La sua staticità è così contrastata con l’impressione di un moto rotatorio. Dal raccoglimento di questa corte quasi profana, defilata rispetto all’ingresso principale, prende avvio una enfilade prospettica che finisce, all’estremo opposto, sul Canal Grande. La pavimentazione in mattoni e marmo stende una sorta di tappeto unificante rosso nella sequenza di spazi che va crescendo per dimensioni e decoro, resa fluida anche dalle grandi vetrate che introducono al salone d’ingresso senza interrompere la continuità visiva.
La trasparenza dell’accesso mantiene nel lungo atrio passante tutta la solennità di un antico palazzo veneziano, ma genera anche la familiarità di uno spazio pubblico da cui si accede tranquillamente alla caffetteria, al bookshop o a una saletta per esposizioni temporanee. Il soffitto a travoni in legno restaurato cela la macchina degli impianti e solo l’illuminazione artificiale – sia puntuale che diffusa – indica dei precisi ambiti spaziali, rivolta verso gli alti busti in successione regolare, o verso il basso a guidare un percorso.
Con la sua nota flessibilità stilistica (“Odio il razzismo stilistico e non penso che l’architettura si possa esprimere attraverso un solo linguaggio”), il poliglotta Podrecca attua piccole operazioni chirurgiche sul corpo dell’edificio, di volta in volta reagenti alle singole situazioni, senza preoccuparsi di omologazioni che leghino il vecchio al nuovo. Insiste anzi sulle differenze tra le densità dei materiali, tra i significati degli elementi compositivi, tra l’estetica del passato e quella moderna. Gli piace parlare di “organi trapiantati”, oggetti celibi che l’ossatura del museo metabolizza. Nella spina tra due muri in mattoni inserisce una sorprendente scala crociata in vetro, retta da una struttura metallica sottile ma solida, che sottopone la liquidità del vetro alle regole di un preciso disegno geometrico.
Al piano nobile, quello del museo vero e proprio, l’attenzione dei progettisti si concentra sul sistema espositivo, pensato come ulteriore metafora di un sistema di pensiero: la parete non è più semplice superficie su cui appoggiare delle opere d’arte, ma diventa una macchina ingegnosa, capace di adattarsi alle differenti esigenze museali. La nuova parete, sovrapposta ai muri preesistenti, è “involucro e nucleo allo stesso tempo”; in uno spessore di circa 10 centimetri racchiude canalizzazioni e meccanismi che ne rendono possibile uno slittamento verso l’alto, per far da supporto a lavori artistici di dimensioni particolarmente grandi.

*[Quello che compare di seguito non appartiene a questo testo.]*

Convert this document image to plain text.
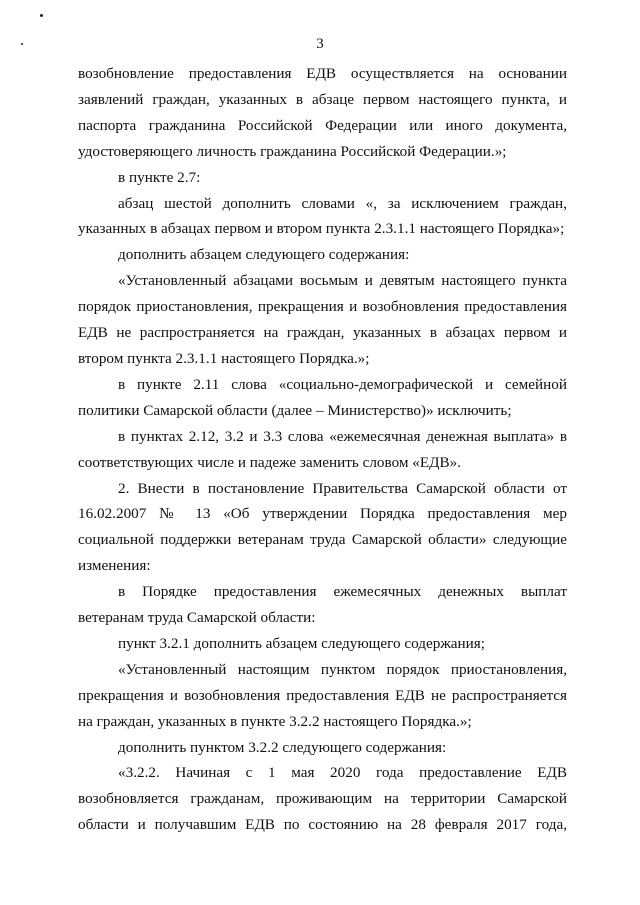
3

возобновление предоставления ЕДВ осуществляется на основании заявлений граждан, указанных в абзаце первом настоящего пункта, и паспорта гражданина Российской Федерации или иного документа, удостоверяющего личность гражданина Российской Федерации.»;

в пункте 2.7:

абзац шестой дополнить словами «, за исключением граждан, указанных в абзацах первом и втором пункта 2.3.1.1 настоящего Порядка»;

дополнить абзацем следующего содержания:

«Установленный абзацами восьмым и девятым настоящего пункта порядок приостановления, прекращения и возобновления предоставления ЕДВ не распространяется на граждан, указанных в абзацах первом и втором пункта 2.3.1.1 настоящего Порядка.»;

в пункте 2.11 слова «социально-демографической и семейной политики Самарской области (далее – Министерство)» исключить;

в пунктах 2.12, 3.2 и 3.3 слова «ежемесячная денежная выплата» в соответствующих числе и падеже заменить словом «ЕДВ».

2. Внести в постановление Правительства Самарской области от 16.02.2007 № 13 «Об утверждении Порядка предоставления мер социальной поддержки ветеранам труда Самарской области» следующие изменения:

в Порядке предоставления ежемесячных денежных выплат ветеранам труда Самарской области:

пункт 3.2.1 дополнить абзацем следующего содержания;

«Установленный настоящим пунктом порядок приостановления, прекращения и возобновления предоставления ЕДВ не распространяется на граждан, указанных в пункте 3.2.2 настоящего Порядка.»;

дополнить пунктом 3.2.2 следующего содержания:

«3.2.2. Начиная с 1 мая 2020 года предоставление ЕДВ возобновляется гражданам, проживающим на территории Самарской области и получавшим ЕДВ по состоянию на 28 февраля 2017 года,
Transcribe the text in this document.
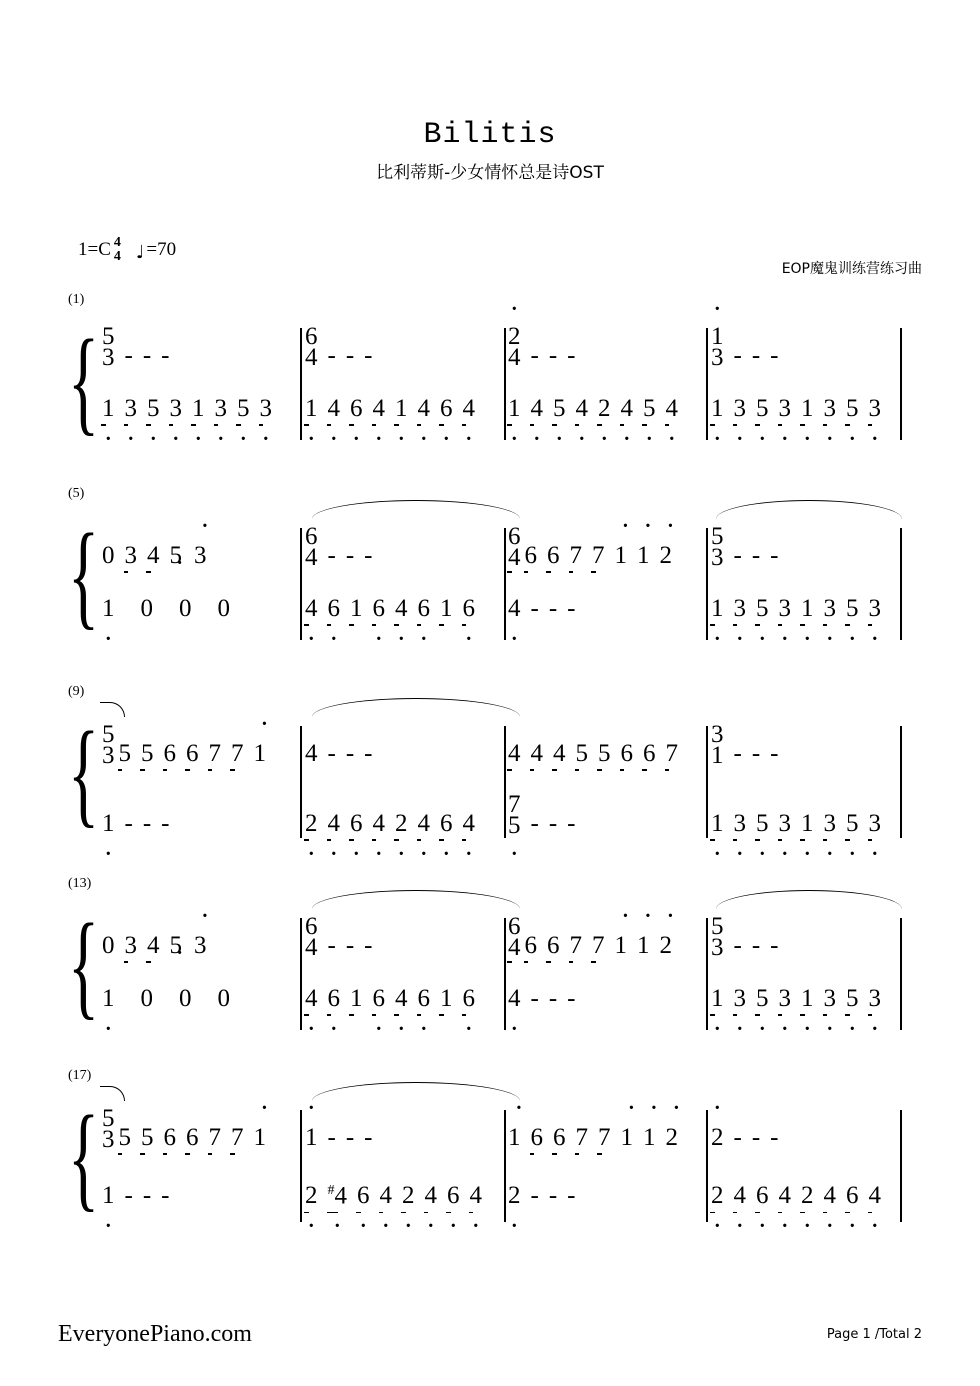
Bilitis
比利蒂斯-少女情怀总是诗OST
1=C 4
4 ♩ =70
EOP魔鬼训练营练习曲
(1)
{ 5
3 - - -
6
4 - - -
2 ·
4 - - -
1 ·
3 - - -
· 1 · 3 · 5 · 3 · 1 · 3 · 5 · 3 · 1 · 4 · 6 · 4 · 1 · 4 · 6 · 4 · 1 · 4 · 5 · 4 · 2 · 4 · 5 · 4 · 1 · 3 · 5 · 3 · 1 · 3 · 5 · 3
(5)
{ 0 3 4 5 · 3 ·
6
4 - - -
6
4 6 6 7 7 1 · 1 · 2 ·
5
3 - - -
· 1 0 0 0	· 4 · 6 1 · 6 · 4 · 6 1 · 6 · 4 - - -	· 1 · 3 · 5 · 3 · 1 · 3 · 5 · 3
(9)
{ 5
3 5 5 6 6 7 7 1 · 4 - - -	4 4 4 5 5 6 6 7
3
1 - - -
· 1 - - -	· 2 · 4 · 6 · 4 · 2 · 4 · 6 · 4
7
· 5 - - -	· 1 · 3 · 5 · 3 · 1 · 3 · 5 · 3
(13)
{ 0 3 4 5 · 3 ·
6
4 - - -
6
4 6 6 7 7 1 · 1 · 2 ·
5
3 - - -
· 1 0 0 0	· 4 · 6 1 · 6 · 4 · 6 1 · 6 · 4 - - -	· 1 · 3 · 5 · 3 · 1 · 3 · 5 · 3
(17)
{ 5
3 5 5 6 6 7 7 1 · 1 · - - -	1 · 6 6 7 7 1 · 1 · 2 · 2 · - - -
· 1 - - -	· 2 · #4 · 6 · 4 · 2 · 4 · 6 · 4 · 2 - - -	· 2 · 4 · 6 · 4 · 2 · 4 · 6 · 4
EveryonePiano.com	Page 1 /Total 2
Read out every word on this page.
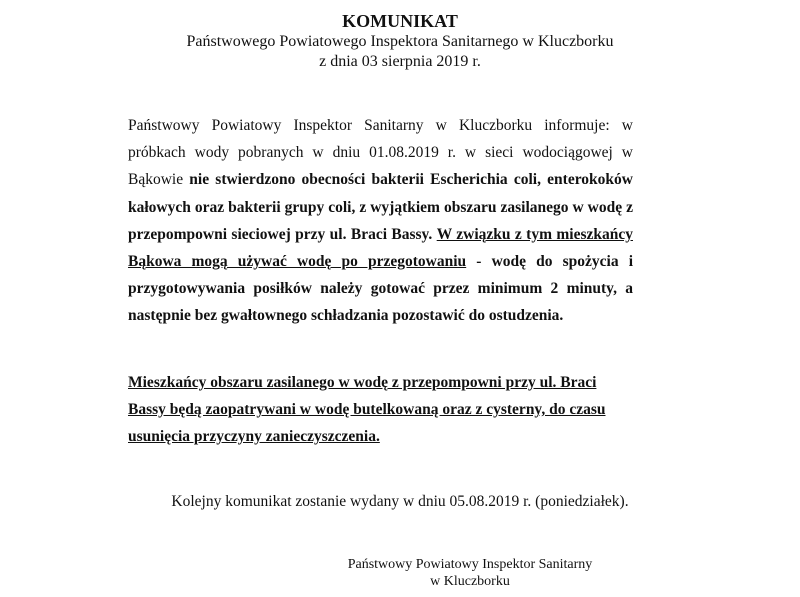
KOMUNIKAT
Państwowego Powiatowego Inspektora Sanitarnego w Kluczborku
z dnia 03 sierpnia 2019 r.
Państwowy Powiatowy Inspektor Sanitarny w Kluczborku informuje: w próbkach wody pobranych w dniu 01.08.2019 r. w sieci wodociągowej w Bąkowie nie stwierdzono obecności bakterii Escherichia coli, enterokoków kałowych oraz bakterii grupy coli, z wyjątkiem obszaru zasilanego w wodę z przepompowni sieciowej przy ul. Braci Bassy. W związku z tym mieszkańcy Bąkowa mogą używać wodę po przegotowaniu - wodę do spożycia i przygotowywania posiłków należy gotować przez minimum 2 minuty, a następnie bez gwałtownego schładzania pozostawić do ostudzenia.
Mieszkańcy obszaru zasilanego w wodę z przepompowni przy ul. Braci Bassy będą zaopatrywani w wodę butelkowaną oraz z cysterny, do czasu usunięcia przyczyny zanieczyszczenia.
Kolejny komunikat zostanie wydany w dniu 05.08.2019 r. (poniedziałek).
Państwowy Powiatowy Inspektor Sanitarny
w Kluczborku
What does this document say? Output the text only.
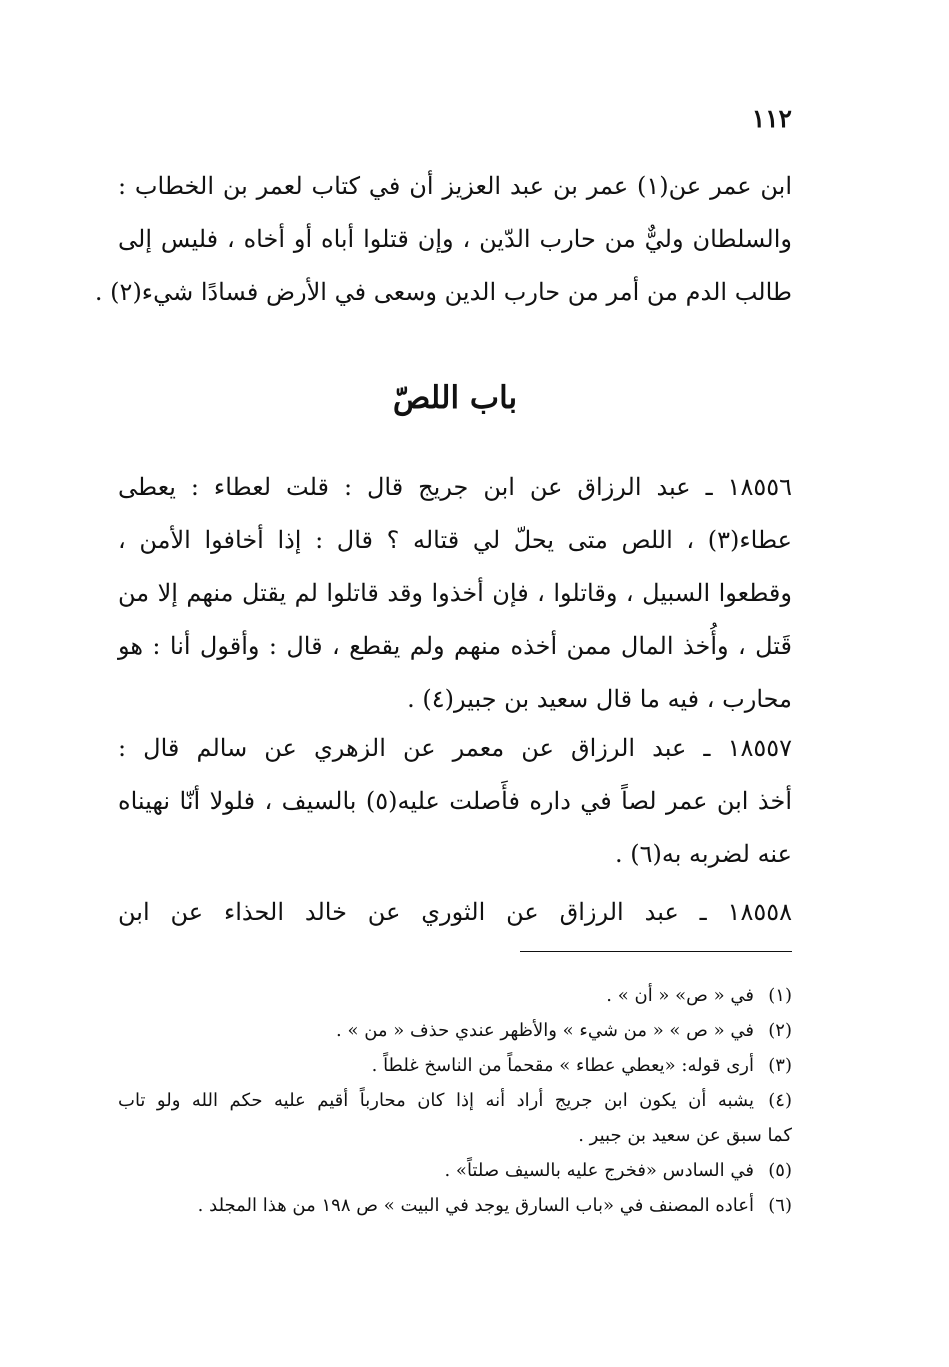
١١٢
ابن عمر عن(١) عمر بن عبد العزيز أن في كتاب لعمر بن الخطاب :
والسلطان وليٌّ من حارب الدّين ، وإن قتلوا أباه أو أخاه ، فليس إلى
طالب الدم من أمر من حارب الدين وسعى في الأرض فسادًا شيء(٢) .
باب اللصّ
١٨٥٥٦ ـ عبد الرزاق عن ابن جريج قال : قلت لعطاء : يعطى
عطاء(٣) ، اللص متى يحلّ لي قتاله ؟ قال : إذا أخافوا الأمن ،
وقطعوا السبيل ، وقاتلوا ، فإن أخذوا وقد قاتلوا لم يقتل منهم إلا من
قَتل ، وأُخذ المال ممن أخذه منهم ولم يقطع ، قال : وأقول أنا : هو
محارب ، فيه ما قال سعيد بن جبير(٤) .
١٨٥٥٧ ـ عبد الرزاق عن معمر عن الزهري عن سالم قال :
أخذ ابن عمر لصاً في داره فأَصلت عليه(٥) بالسيف ، فلولا أنّا نهيناه
عنه لضربه به(٦) .
١٨٥٥٨ ـ عبد الرزاق عن الثوري عن خالد الحذاء عن ابن
(١)في « ص» « أن » .
(٢)في « ص » « من شيء » والأظهر عندي حذف « من » .
(٣)أرى قوله: «يعطي عطاء » مقحماً من الناسخ غلطاً .
(٤)يشبه أن يكون ابن جريج أراد أنه إذا كان محارباً أقيم عليه حكم الله ولو تاب
كما سبق عن سعيد بن جبير .
(٥)في السادس «فخرج عليه بالسيف صلتاً» .
(٦)أعاده المصنف في «باب السارق يوجد في البيت » ص ١٩٨ من هذا المجلد .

Con questa strategia di aggressioni puntuali gli architetti sono riusciti a infiltrarsi nelle trame del restauro conservativo, ricavando dei momenti di azione di inaspettata efficacia. Peraltro, il programma complessivo di ristrutturazione di Ca’ Pesaro prevede altri episodi importanti di rinnovamento, come la destinazione del secondo piano (attualmente ancora occupato dal Museo d’arte orientale) a Kunsthalle, struttura per esposizioni transitorie non ancora esistente nell’ambito veneziano. L’ultimo piano sarebbe invece dedicato a camere scientifiche per gli studiosi dell’arte.
Ovviamente i lavori procedono per fasi, ma va comunque riconosciuto che Venezia avanza su vari fronti per configurarsi nei prossimi anni con una rinnovata qualità architettonica. Basti pensare ai cantieri già avviati per l’ampliamento del cimitero di San Michele, affidato a Chipperfield, per la nuova sede dell’Istituto universitario di architettura, di Miralles e Tagliabue, o per il Venice Gateway, il complesso di supporto aeroportuale di Frank Gehry.